Asıl işverenin işçilerinin alt işveren tarafından işe alınarak çalıştırılmaya devam ettirilmesi suretiyle hakları kısıtlanamaz.

Asıl işveren, daha önce o işyerinde çalıştırılan kimse ile alt işveren ilişkisi kuramaz. Aksi halde ve genel olarak asıl işveren alt işveren ilişkisinin muvazaalı ( anlaşmalı) işleme dayandığı kabul edilerek,alt işverenin işçileri başlangıçtan itibaren asıl işverenin işçisi sayılarak işlem görürler.

İşletmenin ve işin gereği ile teknolojik nedenlerle uzmanlık gerektiren işler dışında asıl iş bölünerek alt işverenlere verilemez.”

 Kanun maddesi konuyu açık bir şekilde tanımlıyor. Maddeyi bölümlere ayırırsak;

·        Alt işveren asıl asıl işverenin sadece yardımcı işlerini yapabilir.

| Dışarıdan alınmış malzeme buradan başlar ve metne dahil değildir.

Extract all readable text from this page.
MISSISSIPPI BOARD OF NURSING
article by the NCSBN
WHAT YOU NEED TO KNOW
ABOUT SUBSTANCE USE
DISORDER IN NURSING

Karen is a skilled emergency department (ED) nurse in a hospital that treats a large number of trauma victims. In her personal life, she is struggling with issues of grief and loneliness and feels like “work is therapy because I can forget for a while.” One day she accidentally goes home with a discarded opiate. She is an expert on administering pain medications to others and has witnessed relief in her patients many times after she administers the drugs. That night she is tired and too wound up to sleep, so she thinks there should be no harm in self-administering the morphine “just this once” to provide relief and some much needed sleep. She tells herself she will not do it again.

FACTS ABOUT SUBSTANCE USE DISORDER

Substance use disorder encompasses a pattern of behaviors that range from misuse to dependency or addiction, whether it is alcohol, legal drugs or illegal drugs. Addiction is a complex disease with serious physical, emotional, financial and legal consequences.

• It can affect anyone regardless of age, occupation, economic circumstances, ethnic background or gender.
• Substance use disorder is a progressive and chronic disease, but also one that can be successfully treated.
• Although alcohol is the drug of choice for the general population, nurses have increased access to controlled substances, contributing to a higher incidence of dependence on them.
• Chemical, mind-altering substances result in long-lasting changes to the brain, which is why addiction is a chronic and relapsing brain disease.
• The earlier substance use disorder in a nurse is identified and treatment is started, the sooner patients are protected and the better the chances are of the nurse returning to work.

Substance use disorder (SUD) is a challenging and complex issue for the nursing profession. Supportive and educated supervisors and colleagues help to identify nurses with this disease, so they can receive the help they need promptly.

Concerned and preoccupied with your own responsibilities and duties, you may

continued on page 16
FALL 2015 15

·        Asıl işveren esas işini bölerek alt işverene devredemez.

·        İşletmenin ve işin gereği olarak teknolojik nedenlerle uzmanlık gerektiren işler alt işverene devredilebilir.

·        Asıl işverenin işçilerinin alt işveren tarafından işe alınarak çalıştırılmaya devam ettirilmesi suretiyle hakları kısıtlanamaz.

·        Alt işverenin kanuni sorumluluklarından asıl işveren de birlikte sorumludur.

         Hal böyle iken işletmelerdeki uygulamalar kanunun tarifi ile örtüşmüyor. Bu durumun uygulayıcıları, kendi işletmelerindeki uygulamalar ile kanunun istediği uygulamayı karşılaştırırlarsa işin ne kadarını yerine getirdiklerinin cevaplarını kendileri verebilirler.

         Bu çerçevede, alt işverenin çalışanları bir iş kazası geçirirse, sonuçlarından asıl işveren de alt işveren ile birlikte sorumludur. Herhangi bir iş teftişinde, iş sağlığı ve güvenliği konusunda alt işverende tespit edilecek noksanlıklardan ve noksanlıkların giderilmesinden de asıl işveren alt işverenle birlikte sorumlu tutulacaktır.

         Görüşmelerimde, birçok asıl işveren ya da yöneticilerinin, olası iş kazalarının sonuçlarından sadece alt işverenin sorumlu olacağı gibi yanlış bir bilgi ve kanata sahip olduğunu tespit ettim. Bu yanlış bilgi ve uygulamalar herkesi sıkıntıya sokacaktır.

Bu konuyu açıklığa kavuşturduktan sonra, ilgililerin de doğru uygulamalara başlayacağını umuyorum.

         Haftaya buluşuncaya kadar sağlıklı ve kazasız çalışmalar dilerim.